Teens don't always turn to their parents when they are having problems so it can be hard to know what's really going on. But experts reveal which five behaviors parents should pay attention to.

By Beth Ann Mayer
Photo illustration by Sarina Finkelstein; Tetra Images/Getty Images (1)

When raising teenagers, it can often feel like the only constant is change. One day, they want to go shopping with you, the next they don't want to be seen together.

It can be tough to differentiate between typical behavior and red flags to look out for when parenting during this age. It's also a slippery slope—parents don't want to overreact, but statistics show anxiety and suicide rates are rising among children and teenagers.

"Adolescence is such a complex period of development, so it's very hard to ascertain when the issue is problematic," says Dana Dorfman, Ph.D., who has counseled parents and children for more than 25 years. "It is a judgment call on the parent's part."

Knowing red flags to look out for when parenting teens—and what they could mean—can help parents provide guidance and take appropriate actions.

Change in Sleep Patterns

Teenagers' sleep patterns often differ from adults. Blame an altered circadian rhythm. "They naturally want to stay up later at night and sleep later during the day," says Dr. Dorfman. But if they are sleeping drastically more or less for several weeks, it could be a sign of issues including depression, anxiety, insomnia, and substance abuse.

Loss of Interest in Favorite Activities

A good student may struggle in a class, and it's normal for a child to want to switch from say, soccer to drama club. But watch out for children who become more withdrawn or start cutting school. It could be a sign of several issues, including depression, anxiety, suicidality, bipolar disorder, bullying, or undiagnosed ADD. "Sometimes, kids are able to compensate academically for attention or focus issues in the earlier years," says Dr. Dorfman. "As the work becomes more rigorous or demanding, the ADD interferes."

Substance Use

If a parent finds pills or smells alcohol on a teen’s breath, the child likely used a substance. Determining whether or not the child is addicted takes more observation and a conversation. "Kids try stuff, but if you notice they are doing this frequently, that is a dangerous sign," says Janice Morgan, a mental health awareness and substance abuse recovery advocate whose memoir Suspended Sentence details her child's struggle with bipolar disorder and addiction.

Cuts or Frequent Pulling of Hair and Eyelashes

Teens who are self-harming will often go to great lengths to hide their behavior, including wearing long-sleeved clothes in warm weather to cover up cuts. Dr. Dorfman notes it's common to confuse this behavior with suicidality. "Those are not necessarily suicidal behavior—they can be—it's more that there are mood regulation issues that are interfering," she says.

Anger Issues

Anger is expected from time to time, but it's problematic if it turns violent in any way. "Everyone gets angry, but most people learn you can control that," says Morgan. "People who have really strong impulses find it difficult." Anger management groups may be useful. A pediatrician or behavioral health center can provide a recommendation.

What to Do if You Notice These Flags

Talk to Them Rationally

First, do not go on the attack. "Accusatory behavior is only going to put a teen on the defensive," says Dr. Dorfman. "Take the angle that, 'I'm concerned. This is indicative to me you must be in some kind of pain.'"
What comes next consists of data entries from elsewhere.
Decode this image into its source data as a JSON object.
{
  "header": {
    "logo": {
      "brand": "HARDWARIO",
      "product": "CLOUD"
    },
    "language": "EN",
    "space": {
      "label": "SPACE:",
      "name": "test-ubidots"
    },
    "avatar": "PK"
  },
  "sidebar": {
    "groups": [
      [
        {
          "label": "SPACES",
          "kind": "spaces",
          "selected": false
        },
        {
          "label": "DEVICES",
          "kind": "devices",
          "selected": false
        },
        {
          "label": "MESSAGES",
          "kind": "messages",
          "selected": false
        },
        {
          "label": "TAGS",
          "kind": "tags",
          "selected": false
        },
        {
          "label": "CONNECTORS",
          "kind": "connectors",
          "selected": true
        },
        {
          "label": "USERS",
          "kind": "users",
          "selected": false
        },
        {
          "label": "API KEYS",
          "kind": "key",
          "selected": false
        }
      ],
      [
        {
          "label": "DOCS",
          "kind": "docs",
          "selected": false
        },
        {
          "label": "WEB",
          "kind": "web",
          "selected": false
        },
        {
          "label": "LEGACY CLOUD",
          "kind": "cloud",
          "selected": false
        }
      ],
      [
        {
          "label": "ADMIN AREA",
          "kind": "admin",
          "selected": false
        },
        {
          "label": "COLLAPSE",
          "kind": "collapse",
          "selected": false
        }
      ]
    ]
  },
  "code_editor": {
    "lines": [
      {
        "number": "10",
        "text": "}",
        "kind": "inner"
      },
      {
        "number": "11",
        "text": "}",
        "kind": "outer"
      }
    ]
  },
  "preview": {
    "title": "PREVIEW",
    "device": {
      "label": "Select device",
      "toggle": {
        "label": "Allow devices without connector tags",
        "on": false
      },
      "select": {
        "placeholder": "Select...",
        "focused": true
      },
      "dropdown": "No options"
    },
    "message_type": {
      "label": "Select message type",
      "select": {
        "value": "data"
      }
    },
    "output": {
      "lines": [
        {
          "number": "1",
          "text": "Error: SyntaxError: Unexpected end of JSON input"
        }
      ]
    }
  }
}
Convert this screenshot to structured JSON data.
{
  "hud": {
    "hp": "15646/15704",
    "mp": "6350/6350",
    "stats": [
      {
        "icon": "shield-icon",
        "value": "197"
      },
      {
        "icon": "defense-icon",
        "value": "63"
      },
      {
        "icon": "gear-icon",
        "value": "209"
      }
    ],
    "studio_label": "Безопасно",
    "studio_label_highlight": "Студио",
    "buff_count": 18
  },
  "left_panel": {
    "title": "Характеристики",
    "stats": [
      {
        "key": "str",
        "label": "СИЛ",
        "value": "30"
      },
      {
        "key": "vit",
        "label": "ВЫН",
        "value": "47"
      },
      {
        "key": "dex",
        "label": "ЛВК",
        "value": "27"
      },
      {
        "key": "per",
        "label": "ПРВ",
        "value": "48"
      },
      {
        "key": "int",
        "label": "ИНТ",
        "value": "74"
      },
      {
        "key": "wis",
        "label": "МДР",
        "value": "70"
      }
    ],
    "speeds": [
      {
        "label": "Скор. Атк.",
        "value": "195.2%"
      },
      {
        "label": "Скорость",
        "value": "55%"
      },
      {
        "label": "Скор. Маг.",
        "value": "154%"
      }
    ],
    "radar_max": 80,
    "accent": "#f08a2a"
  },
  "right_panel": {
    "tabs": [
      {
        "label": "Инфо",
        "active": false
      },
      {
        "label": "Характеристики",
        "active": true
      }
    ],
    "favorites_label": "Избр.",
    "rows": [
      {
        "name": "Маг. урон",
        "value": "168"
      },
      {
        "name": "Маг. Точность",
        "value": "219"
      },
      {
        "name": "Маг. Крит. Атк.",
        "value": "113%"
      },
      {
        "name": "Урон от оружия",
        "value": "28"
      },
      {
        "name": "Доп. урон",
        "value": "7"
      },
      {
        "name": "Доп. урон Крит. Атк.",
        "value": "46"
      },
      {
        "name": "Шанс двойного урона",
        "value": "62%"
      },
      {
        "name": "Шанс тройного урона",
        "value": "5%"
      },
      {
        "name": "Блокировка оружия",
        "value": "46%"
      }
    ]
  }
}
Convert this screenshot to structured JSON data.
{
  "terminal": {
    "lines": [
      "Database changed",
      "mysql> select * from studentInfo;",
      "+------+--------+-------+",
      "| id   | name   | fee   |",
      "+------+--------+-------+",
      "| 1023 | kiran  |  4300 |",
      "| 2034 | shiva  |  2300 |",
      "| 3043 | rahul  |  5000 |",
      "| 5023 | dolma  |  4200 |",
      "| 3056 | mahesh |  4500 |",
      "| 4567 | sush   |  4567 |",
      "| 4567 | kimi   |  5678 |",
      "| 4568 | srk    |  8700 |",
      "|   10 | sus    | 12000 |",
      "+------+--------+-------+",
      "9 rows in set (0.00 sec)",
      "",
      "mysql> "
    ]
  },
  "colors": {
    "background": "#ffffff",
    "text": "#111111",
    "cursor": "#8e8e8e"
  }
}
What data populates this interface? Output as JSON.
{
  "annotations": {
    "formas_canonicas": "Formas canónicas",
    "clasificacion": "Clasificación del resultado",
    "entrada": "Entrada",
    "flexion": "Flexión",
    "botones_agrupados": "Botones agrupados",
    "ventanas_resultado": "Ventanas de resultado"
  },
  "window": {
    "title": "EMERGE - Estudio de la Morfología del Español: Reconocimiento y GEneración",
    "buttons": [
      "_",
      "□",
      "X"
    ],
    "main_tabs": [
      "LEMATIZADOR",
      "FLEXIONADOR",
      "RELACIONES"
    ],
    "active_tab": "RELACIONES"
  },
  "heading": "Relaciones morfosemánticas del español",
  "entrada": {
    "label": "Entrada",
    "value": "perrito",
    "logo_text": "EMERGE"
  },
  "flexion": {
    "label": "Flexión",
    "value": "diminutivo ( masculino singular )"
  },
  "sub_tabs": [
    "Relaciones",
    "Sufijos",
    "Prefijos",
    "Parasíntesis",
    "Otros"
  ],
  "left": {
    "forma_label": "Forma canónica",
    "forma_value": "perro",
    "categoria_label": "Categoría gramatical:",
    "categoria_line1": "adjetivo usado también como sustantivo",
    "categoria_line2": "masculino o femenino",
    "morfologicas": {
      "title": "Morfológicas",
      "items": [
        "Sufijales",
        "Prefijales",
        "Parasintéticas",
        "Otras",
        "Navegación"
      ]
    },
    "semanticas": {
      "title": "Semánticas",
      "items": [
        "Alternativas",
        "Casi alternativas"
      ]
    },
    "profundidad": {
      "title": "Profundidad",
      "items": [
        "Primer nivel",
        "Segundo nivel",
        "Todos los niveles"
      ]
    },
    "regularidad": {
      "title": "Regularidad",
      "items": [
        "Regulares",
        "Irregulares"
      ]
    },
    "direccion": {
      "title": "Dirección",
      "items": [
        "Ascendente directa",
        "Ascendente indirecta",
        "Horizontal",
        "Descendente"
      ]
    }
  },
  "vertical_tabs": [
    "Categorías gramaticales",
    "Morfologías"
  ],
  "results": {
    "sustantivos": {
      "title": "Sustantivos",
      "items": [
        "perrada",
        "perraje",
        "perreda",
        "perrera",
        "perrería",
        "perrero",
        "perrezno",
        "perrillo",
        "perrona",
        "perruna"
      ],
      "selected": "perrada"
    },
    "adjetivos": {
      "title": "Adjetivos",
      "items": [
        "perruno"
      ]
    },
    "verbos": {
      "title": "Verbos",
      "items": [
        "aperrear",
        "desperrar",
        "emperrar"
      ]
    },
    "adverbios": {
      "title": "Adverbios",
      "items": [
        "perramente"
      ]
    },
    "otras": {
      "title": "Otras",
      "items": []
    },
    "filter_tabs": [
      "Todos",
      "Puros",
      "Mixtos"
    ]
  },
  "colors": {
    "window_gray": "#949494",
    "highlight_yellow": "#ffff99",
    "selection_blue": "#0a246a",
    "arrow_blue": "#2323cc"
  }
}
Then, listen to them. "You want to understand their perceptions," says Morgan. "With that information, you have a clearer picture. You already know what your expectations are, but you don't know what their world looks like until you ask them."

For example, a child might say he smoked because it relaxes him, which can help a parent suggest healthier stress-relief methods or find a therapist.

This is not the same as enabling. After a child crosses a boundary, a parent may impose a consequence, such as grounding, or establish more oversight, like calling other parents to ensure they will be home before allowing the teen to visit.

Enlist Help From Other Adults in Their Life

If a teen doesn't open up to a parent (that's totally normal), other adults in their life, such as coaches, may be helpful. It can be a difficult situation to navigate since the other adult may want to keep a trusting relationship with the teen while also helping the parent.

"As a general rule, you can say, 'You don't necessarily have to tell me the intimate details of what gets revealed. The only thing that you need to tell me is if you are at risk of hurting yourself or someone else,'" says Dr. Dorfman.

Find a Professional

If the situation doesn't improve, Dr. Dorfman and Morgan both recommend finding a licensed therapist. Parents should do this immediately if teens appear to be at risk for harming themselves or others. Stress that the therapist is there to help if a teen is hesitant.

"You want them to feel more comfortable," says Dr. Dorfman. "The sooner you can understand what is going on, the sooner you can prevent something from worsening."